Водзиевский наполнил бокалы, сам выпил.

— Плохо, — сказал он, — плохо без денег. А протекцию имеешь?

— На князя нашего надеюсь.

— Плохая надежда. Чарторийский не в фаворе. И, кроме того, он в Пулавах. Нет ли у тебя кого-нибудь из окружения Понинского?

— Этого негодяя! — возмутился Костюшко.

— Эх, Швед, — серьезно промолвил Водзиевский, — ты, видать, не изменился, все еще о Тимолеоне грезишь. Времена Тимолеона прошли. Антони Понинский государством правит. И как бы ты ни относился к нему, его воля для тебя закон.

— А мне кажется, дорогой мой Вацлав, что он недолго усидит в седле.

— На твой век хватит.

— Не хватит. У Штакельберга достаточно дукатов, чтобы купить Понинского, но нет в мире столько золота, чтобы купить весь польский народ.

— Бредни, Швед, пойми меня, бредни. Это у тебя навязчивая идея: народ, народ и опять народ. Народ — это стадо. Куда пастух поведет, туда и пойдет. Мы с тобой сейчас не в корпусе, где при свете луны мир казался нам поэтическим сновидением. Жизнь — штука жестокая, в жизни только две дороги: направо или налево. Хочешь жить — иди к Понинскому или Штакельбергу; не хочешь — поезжай в Сехновицы капусту сажать.

— Опять же, Вацлав, не согласен с тобой. Есть и третий путь.

— Какой?

— Служить родине, ее славе, ее чести, как нас с тобой учили в корпусе.

— Опять Тимолеон! — рассмеялся Водзиевский. — Швед, ведь родина, по крайней мере сегодня, — это и есть понинские, штакельберги, массальские, сулковские — все те, которые теперь управляют Польшей. От них ты зависишь. Одному из них ты должен поклониться, если не собираешься капусту сажать.

— Есть еще один человек, от которого зависит моя судьба. Король.
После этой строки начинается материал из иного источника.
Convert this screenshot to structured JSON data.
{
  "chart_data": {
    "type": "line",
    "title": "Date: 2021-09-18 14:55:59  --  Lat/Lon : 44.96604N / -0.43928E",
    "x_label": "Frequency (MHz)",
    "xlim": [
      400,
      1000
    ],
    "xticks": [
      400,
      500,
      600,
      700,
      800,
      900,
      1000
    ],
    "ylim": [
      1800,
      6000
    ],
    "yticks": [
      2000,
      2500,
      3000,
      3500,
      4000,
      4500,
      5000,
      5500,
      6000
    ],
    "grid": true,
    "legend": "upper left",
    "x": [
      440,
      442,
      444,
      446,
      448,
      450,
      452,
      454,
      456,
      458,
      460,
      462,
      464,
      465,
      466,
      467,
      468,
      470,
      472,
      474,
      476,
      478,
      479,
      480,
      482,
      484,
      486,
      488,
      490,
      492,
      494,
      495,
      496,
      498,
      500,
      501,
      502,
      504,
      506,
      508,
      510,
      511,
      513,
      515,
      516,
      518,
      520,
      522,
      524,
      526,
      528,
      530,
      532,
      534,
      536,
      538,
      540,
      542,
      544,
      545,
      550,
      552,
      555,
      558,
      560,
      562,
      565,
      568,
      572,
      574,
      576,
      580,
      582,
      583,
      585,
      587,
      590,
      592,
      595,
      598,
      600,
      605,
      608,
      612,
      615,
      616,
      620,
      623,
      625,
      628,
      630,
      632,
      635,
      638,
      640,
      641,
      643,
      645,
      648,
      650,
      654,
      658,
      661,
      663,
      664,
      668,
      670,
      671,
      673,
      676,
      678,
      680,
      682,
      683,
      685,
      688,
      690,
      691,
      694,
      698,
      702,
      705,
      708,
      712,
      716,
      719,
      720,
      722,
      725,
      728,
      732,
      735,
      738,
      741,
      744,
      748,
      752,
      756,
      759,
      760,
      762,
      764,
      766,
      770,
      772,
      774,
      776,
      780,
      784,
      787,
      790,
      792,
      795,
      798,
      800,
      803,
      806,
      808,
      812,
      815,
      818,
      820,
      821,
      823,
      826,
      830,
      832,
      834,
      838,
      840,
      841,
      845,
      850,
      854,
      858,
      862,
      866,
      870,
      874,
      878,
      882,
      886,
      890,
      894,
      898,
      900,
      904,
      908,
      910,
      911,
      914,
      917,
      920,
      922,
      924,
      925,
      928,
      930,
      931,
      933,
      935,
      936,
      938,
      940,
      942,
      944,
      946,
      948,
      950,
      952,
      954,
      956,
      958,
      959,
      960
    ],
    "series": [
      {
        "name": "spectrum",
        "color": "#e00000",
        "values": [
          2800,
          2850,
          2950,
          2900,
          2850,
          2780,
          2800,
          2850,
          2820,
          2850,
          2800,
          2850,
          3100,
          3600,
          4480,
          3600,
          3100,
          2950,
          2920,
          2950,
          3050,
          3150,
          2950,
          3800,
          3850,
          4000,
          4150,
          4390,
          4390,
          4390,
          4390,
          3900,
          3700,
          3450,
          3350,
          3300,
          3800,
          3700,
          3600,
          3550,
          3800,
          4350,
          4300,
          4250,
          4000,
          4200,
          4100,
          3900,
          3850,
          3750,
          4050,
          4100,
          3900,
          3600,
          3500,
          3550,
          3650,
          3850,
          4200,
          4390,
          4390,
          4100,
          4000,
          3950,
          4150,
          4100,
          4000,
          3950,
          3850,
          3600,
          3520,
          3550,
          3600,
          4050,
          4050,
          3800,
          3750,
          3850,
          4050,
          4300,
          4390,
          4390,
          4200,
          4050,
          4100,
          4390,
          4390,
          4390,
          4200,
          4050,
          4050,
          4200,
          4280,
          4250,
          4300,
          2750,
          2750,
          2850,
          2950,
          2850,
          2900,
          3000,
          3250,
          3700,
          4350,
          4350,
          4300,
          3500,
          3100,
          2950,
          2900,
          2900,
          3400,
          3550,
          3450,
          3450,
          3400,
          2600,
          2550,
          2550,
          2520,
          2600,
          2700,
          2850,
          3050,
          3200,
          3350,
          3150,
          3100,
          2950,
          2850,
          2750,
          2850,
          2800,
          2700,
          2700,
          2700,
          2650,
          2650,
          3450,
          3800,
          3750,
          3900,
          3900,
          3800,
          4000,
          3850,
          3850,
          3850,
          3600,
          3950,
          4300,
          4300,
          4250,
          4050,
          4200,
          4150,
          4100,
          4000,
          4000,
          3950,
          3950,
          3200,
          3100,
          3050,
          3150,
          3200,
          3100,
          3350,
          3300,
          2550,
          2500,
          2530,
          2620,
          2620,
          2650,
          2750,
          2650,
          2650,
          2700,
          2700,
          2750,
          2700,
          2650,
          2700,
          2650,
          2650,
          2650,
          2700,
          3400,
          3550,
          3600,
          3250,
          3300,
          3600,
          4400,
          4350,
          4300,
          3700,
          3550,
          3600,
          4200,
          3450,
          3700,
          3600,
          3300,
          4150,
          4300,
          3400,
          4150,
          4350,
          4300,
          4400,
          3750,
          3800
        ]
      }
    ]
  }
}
Водзиевский наполнил свой бокал, выпил и угрюмо промолвил:

— Что ж… Попытайся.

— Устрой мне аудиенцию.

После долгого молчания Водзиевский сказал:

— Хорошо. Устрою. Где ты живешь?

— На почтовой станции.

Костюшко произнес эти слова пренебрежительным томом, подчеркивая этим, что ему на этой почтовой станции неуютно и неудобно. Он был уверен, что сейчас же последует дружеское предложение: «Переезжай ко мне!» Но Водзиевский поднялся и сдержанно сказал:

— Дам тебе знать.

Костюшко понял: он стал неприятен Водзиевскому, Продолжать беседу не имело смысла. А жаль — Костюшко хотел выпытать, что с Людвикой, почему она ему не писала. Но после этой размолвки Водзиевский навряд ли захочет говорить о своей кузине.